Hybrid_screenFULL DISCLOSURE: I have no technical background in how rechargeable batteries or hybrid auto technology works. Y’all are smarter than me, so I’m hoping you can set me straight!

I had a thought about mobile tech while driving my hybrid auto. We bought a 2006 Toyota Highlander Hybrid last summer and we’re loving it. Having the 288V battery recharge as we coast, go downhill or brake is simply amazing; plus you can watch it all happen on the 7-inch touchscreen. My thought was: how can we apply this tech to mobile devices since one of the most limiting factors is power capacity?

The basic regeneration of power in hybrid vehicle comes from a mechanism attached to the wheels. As the wheels turn, they generate power that’s captured and returned to the second battery; my guess is that this is classified as kinetic energy. The primary battery is a standard car battery just like non-hybrids have; it’s the monster 288V battery under the back seat that gets recharged.

We’ve essentially got a "wheel" in today’s mobile devices; that hard drive spins like a banshee 95% of the time, right? Today we power the hard drive and other components with a standard battery, but what if we added a secondary battery? Could the first battery spin the hard drive so that we could recapture some of that energy to a second battery?
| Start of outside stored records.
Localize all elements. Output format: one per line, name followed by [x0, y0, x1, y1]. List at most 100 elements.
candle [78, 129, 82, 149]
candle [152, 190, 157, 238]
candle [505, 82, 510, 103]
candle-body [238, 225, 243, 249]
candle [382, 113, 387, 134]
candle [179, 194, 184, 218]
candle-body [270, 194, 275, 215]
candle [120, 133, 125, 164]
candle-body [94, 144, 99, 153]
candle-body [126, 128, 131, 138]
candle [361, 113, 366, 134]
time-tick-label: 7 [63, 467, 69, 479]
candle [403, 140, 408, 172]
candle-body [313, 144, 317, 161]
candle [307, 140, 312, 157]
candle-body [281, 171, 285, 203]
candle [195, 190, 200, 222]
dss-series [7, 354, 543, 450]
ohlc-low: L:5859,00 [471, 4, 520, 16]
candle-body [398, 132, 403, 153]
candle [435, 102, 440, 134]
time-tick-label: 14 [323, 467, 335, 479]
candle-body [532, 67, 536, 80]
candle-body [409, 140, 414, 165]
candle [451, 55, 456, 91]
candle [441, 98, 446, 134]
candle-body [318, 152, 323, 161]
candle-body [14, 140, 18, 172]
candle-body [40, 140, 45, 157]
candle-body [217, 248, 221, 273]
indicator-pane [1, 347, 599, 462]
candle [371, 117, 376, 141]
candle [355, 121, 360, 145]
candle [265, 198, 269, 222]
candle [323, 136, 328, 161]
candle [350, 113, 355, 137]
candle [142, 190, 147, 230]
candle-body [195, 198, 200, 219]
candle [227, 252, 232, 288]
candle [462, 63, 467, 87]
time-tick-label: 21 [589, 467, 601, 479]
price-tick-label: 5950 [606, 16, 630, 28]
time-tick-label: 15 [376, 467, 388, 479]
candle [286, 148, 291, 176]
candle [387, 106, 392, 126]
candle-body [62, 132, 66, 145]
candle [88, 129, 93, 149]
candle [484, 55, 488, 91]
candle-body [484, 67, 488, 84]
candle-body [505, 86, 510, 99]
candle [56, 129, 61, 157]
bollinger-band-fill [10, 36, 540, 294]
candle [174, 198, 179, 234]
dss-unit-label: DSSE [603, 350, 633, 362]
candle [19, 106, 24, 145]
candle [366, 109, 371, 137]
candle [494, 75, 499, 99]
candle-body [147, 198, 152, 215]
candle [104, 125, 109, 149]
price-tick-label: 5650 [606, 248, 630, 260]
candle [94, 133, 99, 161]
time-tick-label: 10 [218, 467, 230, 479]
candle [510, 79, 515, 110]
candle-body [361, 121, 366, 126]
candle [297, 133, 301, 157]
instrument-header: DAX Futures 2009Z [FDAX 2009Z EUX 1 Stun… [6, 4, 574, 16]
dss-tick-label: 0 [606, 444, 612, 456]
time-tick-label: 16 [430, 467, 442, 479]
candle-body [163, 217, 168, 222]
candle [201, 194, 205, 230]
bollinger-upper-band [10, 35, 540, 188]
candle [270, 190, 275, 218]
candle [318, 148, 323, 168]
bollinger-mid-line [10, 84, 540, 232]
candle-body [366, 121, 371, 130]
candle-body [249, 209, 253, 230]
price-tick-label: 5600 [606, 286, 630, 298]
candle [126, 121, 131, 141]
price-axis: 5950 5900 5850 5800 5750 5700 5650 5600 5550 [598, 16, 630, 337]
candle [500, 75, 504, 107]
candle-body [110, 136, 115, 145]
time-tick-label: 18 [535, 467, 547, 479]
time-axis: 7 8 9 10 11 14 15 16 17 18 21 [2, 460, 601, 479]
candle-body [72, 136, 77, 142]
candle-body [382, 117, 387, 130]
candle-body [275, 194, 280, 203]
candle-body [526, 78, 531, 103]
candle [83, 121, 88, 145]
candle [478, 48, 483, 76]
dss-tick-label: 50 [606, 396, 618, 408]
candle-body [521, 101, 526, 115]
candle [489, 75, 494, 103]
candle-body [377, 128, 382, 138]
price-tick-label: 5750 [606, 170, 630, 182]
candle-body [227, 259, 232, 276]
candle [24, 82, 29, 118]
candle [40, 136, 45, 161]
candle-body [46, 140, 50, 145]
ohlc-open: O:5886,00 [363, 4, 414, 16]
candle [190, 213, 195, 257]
I’m sure there are a hundred technical reasons we can’t do this and I’m expecting those of you brighter than me to tell me what they are. I’ll consider this a learning experience, really. Still, somthing’s nagging at me here that there must be some way to apply this train of thought. I realize that the components needed for this might be larger than the space we have to work with, but it’s only a matter of time before that constraint disappears. I say: let’s make the hard drive a "power pass-through" to net another hour of so of device usage through a secondary battery…thoughts?